Pero claro, tu planeta estaba impulsado por una fuerza mayor ante la que poca resistencia podía ofrecer algo tan efímero, tan fluyente, como nuestra propia levedad: la fuerza de la inercia. Una inercia forjada a lo largo de los años. Una inercia tan poderosa que te provocaba vértigo.

Y es que se necesita mucha determinación para lograr vencer el vértigo que generan las inercias interestelares.

Así que la levedad se hizo insoportable, como ya anticipó hace casi 40 años Milan Kundera.

Y tu planeta siguió su rumbo. De nuevo.

No lo quise aceptar; pero, una vez más, nuestras órbitas tomaron trayectorias divergentes, dejándome una desoladora sensación de déjà vu. Poco a poco, sin remedio; sin que yo alcanzara a vislumbrar la buena estrella que siempre he buscado.

Aquella estrella que nos invitara a compartir ese Universo cómplice escrito en un idioma aún a medio inventar.

Aquella estrella que nos guiara hasta la mismísima Estocolmo.
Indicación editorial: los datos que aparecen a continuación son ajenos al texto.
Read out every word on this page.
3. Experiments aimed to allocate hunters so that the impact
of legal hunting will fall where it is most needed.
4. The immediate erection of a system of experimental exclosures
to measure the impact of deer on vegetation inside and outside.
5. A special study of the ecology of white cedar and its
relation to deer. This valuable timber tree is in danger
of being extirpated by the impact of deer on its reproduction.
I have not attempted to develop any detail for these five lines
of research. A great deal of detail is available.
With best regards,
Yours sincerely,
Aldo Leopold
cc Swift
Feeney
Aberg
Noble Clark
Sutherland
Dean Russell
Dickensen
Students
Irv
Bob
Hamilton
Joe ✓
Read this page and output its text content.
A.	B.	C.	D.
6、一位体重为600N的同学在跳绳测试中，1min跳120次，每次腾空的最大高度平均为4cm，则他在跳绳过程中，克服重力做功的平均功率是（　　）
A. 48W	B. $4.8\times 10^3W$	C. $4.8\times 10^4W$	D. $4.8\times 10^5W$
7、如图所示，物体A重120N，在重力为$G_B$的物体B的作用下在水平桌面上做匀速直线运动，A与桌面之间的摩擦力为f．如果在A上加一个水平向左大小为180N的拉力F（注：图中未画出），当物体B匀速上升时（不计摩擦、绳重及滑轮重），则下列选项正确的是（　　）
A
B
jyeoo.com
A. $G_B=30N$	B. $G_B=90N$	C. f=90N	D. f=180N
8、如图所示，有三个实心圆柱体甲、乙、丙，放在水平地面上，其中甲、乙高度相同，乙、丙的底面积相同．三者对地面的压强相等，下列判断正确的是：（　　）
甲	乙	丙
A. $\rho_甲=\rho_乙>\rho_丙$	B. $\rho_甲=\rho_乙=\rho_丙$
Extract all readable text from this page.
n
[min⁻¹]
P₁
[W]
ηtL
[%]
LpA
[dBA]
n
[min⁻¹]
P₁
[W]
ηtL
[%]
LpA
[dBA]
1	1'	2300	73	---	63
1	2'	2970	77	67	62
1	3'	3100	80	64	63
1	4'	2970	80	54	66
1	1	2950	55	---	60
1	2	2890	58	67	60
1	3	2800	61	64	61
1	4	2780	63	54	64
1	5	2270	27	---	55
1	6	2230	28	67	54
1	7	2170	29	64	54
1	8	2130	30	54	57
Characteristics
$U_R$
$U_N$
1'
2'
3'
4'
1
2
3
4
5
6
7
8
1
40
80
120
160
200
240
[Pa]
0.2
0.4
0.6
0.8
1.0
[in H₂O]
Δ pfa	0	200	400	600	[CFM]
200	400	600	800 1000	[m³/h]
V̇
Pensé que mi planeta, astro de roca erosionada por la experiencia, aguantaría mejor el envite. Volví a equivocarme. Mi planeta es frágil, vulnerable. La desolación se extendió por su atmósfera como una tormenta oscura y torrencial. Volvieron a desencadenarse demoledores seísmos, y las grietas que yo creía ya selladas se abrieron una vez más.

Supongo que en algún momento los seísmos cesarán,  y este período dejará paso a una calma inducida, aunque quede en la superficie de mi planeta alguna cicatriz como resultado de esta última convergencia planetaria. Quizá una laguna de tristezas, donde pueda ver reflejadas mis dos bellas lunas: Serenidad y Alegría.

Las mariposas se posarán, ya no querrán volar.

Y antes de reanudar la tarea de contemplar los pájaros de mi planeta, como si fuera aquella estatua del jardín botánico, quiero que no te quepa la menor duda de que, cuando recobre el valor necesario para observar de nuevo el firmamento, seré capaz de divisar tu planeta, porque ya no trazará una órbita caótica. Retomará su equilibrio. Y el saber que estás bien me hará el más feliz de los tristes.

Y por supuesto, y sabes que te lo digo repleto de convicción, tu planeta seguirá siendo el astro más bonito que pueda contemplar desde mi telescopio, en las noches que son propicias a observar las estrellas, como en ese anochecer que compartimos junto a esos dos histéricos de Ximena y Leiva.